"If you grow up in the suburbs of anywhere, a dream like this seems kind of vaguely ludicrous and completely unattainable. But this moment is directly connected to those childhood imaginings. And for anybody who's on the downside of advantage, and relying purely on courage, it's possible."
- Russell Crowe, Academy Award acceptance speech (2001)
Last week, I had the unique pleasure of attending my first parent-teacher conference for my five-year-old son, Jay Jay.
As any parent can attest, it was touching on many levels, and sitting in my little boy's classroom brought me pleasantly back to my early school days so long ago.
And as I looked at the artwork on the classroom wall, where the children, as they have done since time immemorial, had painted pictures of who they were going to be when they grew up - firemen and astronauts and princesses and super heroes - it struck me in a whole new way where the wellspring of the entrepreneurial spirit truly lies.
For our children - with their infinite enthusiasms and imaginations, their unwillingness to accept no for an answer, their so natural proclivity to dream very, very big - aren't they who we strive to be when we embark on a new project, start a new company?
Now, you may say that innocence and idealism is all well and good, but in the hard and tough world of global business let's put our childish ways aside.
Let's accept limits.
Let's quote statistics - heck, isn't it great to quote statistics?
Especially those that show how long the odds really are.
With, of course, the unspoken being why even bother to try?
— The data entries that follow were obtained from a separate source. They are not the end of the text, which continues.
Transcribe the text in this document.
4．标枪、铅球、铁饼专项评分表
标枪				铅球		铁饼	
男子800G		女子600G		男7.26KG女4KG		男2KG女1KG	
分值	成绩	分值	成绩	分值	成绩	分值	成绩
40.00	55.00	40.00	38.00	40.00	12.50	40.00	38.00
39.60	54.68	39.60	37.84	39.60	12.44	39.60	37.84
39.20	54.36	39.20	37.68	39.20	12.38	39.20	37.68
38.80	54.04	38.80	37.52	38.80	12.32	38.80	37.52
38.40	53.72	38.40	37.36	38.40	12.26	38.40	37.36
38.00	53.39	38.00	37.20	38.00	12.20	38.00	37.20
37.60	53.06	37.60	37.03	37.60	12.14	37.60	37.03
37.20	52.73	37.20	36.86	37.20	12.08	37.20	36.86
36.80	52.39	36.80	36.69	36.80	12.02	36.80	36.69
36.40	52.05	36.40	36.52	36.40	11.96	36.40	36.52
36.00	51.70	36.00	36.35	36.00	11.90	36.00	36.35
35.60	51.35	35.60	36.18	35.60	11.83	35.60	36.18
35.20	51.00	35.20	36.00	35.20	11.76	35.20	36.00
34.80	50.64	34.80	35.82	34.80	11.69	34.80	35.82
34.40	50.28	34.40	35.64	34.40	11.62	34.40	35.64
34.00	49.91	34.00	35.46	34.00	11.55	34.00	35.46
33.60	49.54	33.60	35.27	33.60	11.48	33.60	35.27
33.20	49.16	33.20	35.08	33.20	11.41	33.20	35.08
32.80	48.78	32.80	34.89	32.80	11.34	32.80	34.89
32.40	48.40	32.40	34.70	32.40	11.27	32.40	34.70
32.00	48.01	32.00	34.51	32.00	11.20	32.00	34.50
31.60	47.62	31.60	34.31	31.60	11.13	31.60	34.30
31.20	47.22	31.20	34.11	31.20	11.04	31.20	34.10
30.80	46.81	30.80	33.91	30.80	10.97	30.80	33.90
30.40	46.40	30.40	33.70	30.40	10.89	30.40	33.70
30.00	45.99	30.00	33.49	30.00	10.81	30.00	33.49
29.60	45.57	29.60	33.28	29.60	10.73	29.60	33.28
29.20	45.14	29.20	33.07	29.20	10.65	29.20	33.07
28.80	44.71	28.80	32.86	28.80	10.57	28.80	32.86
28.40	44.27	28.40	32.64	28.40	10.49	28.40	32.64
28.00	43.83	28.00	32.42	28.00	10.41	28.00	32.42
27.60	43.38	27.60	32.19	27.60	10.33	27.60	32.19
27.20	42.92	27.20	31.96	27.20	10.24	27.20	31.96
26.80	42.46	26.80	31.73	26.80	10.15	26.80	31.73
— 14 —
But sitting in little Jay Jay’s class and imbibing his upward-looking world of "Why not?” and even better his world of “Why not me?” I don't think so.
No, in the entrepreneurs I choose to back, I’ll take Jay Jay’s take on things.
I want men and women that dream and act big.
Ones that make the businesses they are building, the projects they are working on, the most important things in the whole wide world.
And golly – you either chip in to help or just get out of the way.
And you know what else? When these entrepreneurs come to me and my firm with their big, crazy dreams, ideas and plans and visions, I'm not going to quote statistics back to them.
And if I do, only to make the point that they are not going to end up a statistic if I have anything to say about it.
Because just like it is not the right thing to do to tell a five-year-old that in all likelihood they're not going to grow up to be that fireman, that astronaut, or a princess, or a super hero, so it is also not the right thing to tell an entrepreneur of any age that they are destined to fail, that they have no shot.
No, our duty is to meet them where they are, to dance in the possible, to dream with them of a better world, and their very important part in bringing that world to be.
And if that dream never comes - and does it ever really just as we dream it?
Well, that is just fine, too.
Because, like my little boy Jay Jay’s, our futures will be different from how we dream them.
But it is only by honoring that space of childhood imaginings does anything truly great come to pass.